Beautiful Boy is drawn from a pair of memoirs on methamphetamine addiction, one by David Sheff and the other by his addict son Nic. However, the film is more dad’s story as it follows his often hopeless-seeming quest to bring Nic out of the blackhole in which he fell.
The acting is quietly powerful and convincing. David is played by Steve Carell with all the wearied weight of a father who fears he has lost his son. Within minutes, it’s easy to forget that Carell’s métier has mostly been comedy, not despair. Timothée Chalamet (Call Me By My Name), co-starring as Nic, veers believably across the spectrum between defiance and misery. And yes, he is also able to play the beautiful boy his father remembers. Director Felix van Groeningen neatly flips between the story’s painful main line and dad’s memories.

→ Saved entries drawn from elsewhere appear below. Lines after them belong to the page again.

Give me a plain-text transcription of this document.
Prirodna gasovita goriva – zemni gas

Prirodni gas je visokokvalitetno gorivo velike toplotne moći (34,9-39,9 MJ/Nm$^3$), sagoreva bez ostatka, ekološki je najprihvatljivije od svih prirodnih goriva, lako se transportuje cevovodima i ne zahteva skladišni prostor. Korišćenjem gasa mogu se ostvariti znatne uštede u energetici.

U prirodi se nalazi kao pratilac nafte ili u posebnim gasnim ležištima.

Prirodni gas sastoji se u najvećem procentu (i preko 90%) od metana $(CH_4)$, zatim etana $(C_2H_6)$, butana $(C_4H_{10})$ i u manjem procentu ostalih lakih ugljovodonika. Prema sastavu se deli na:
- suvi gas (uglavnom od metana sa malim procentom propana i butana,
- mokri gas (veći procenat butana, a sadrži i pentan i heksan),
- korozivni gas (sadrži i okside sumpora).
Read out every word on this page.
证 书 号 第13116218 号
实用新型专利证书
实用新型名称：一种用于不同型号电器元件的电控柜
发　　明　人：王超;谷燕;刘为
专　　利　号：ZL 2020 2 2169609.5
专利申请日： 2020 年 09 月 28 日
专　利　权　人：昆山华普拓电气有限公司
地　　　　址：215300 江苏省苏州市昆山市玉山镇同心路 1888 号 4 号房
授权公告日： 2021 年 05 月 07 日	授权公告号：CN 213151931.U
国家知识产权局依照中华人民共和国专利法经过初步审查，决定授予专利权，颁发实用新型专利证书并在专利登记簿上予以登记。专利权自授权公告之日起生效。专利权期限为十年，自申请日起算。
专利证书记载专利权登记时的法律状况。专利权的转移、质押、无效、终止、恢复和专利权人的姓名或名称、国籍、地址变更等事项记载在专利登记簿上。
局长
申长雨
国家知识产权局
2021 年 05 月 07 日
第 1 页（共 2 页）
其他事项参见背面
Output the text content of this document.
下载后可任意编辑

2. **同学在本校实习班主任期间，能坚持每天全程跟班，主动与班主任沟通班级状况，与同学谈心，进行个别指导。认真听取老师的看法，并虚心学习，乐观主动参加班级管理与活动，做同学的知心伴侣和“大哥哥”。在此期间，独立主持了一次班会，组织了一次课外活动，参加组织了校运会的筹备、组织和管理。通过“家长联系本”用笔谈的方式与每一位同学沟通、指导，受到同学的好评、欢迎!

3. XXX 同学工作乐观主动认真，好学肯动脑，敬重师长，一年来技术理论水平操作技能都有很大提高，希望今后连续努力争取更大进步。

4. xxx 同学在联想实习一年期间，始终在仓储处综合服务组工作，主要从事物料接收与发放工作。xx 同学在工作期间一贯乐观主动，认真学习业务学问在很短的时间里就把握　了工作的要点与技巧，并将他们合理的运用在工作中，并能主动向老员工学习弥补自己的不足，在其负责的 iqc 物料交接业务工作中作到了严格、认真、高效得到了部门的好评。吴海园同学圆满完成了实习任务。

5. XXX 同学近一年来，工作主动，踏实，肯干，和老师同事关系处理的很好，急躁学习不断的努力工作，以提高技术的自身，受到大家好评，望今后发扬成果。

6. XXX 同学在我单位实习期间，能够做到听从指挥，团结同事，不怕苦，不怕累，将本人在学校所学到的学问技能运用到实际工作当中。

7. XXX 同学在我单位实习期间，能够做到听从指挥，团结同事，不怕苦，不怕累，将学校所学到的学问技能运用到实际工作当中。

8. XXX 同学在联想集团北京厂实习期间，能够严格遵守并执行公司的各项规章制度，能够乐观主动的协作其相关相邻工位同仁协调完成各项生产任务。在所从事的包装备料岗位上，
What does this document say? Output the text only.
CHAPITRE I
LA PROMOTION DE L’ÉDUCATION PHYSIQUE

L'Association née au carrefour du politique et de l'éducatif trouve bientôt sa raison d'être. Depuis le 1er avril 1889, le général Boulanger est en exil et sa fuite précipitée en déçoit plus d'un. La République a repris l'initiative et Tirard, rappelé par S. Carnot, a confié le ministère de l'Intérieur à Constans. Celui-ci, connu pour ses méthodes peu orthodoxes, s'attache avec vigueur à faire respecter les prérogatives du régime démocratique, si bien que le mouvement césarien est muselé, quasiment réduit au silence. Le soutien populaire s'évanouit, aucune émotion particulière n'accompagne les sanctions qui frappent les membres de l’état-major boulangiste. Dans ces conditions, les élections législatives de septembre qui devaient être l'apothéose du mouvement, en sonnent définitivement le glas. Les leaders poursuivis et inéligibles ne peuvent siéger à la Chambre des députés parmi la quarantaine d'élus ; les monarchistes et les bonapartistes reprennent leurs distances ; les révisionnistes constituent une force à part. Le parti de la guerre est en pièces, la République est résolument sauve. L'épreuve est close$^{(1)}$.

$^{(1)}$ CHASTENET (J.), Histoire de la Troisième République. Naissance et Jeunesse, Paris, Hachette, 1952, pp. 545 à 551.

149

David always wanted to befriend as well as mentor Nic. There was no generation gap as they gun down the highway with punk-metal blasting on the stereo or share a joint in an especially candid moment when Nic speaks of his love for alcohol, pot and other drugs. They take “the edge off stupid everyday reality,” he explains to his not-entirely unsympathetic dad. The conservative critique suggests itself: gateway drugs! But the confounding reality is that marijuana doesn’t lead to methamphetamine any more than caffeine leads to marijuana.
Crystal meth is the hardest of all hard drugs for the damage inflicted on the nervous system of Nic and other addicts. The first dose turns black-and-white to Technicolor but the user must raise the second dose to reach that same rainbow and before long the colors fade to a sickening shade of gray.
At least in the film version of Beautiful Boy, none of the usual reason are offered for Nic’s embrace of meth. His background is affluent, his college applications have been accepted, he’s smart and creative, had a girlfriend, and although his parents are divorced, he gets on well with dad’s new wife and his new siblings. And yet, “stupid everyday reality” is unsatisfying in a world where consumption in one form or another is the guiding principle. Nic just wants to alter the texture of reality.
Beautiful Boy touches on the false hope offered by some rehab centers whose programs, in any event, are too expensive for the majority, and wrestles with whether the bond of some addictions is too strong to break. In a despairing moment, David asks whether anyone, even a loving father, can save someone who refuses salvation?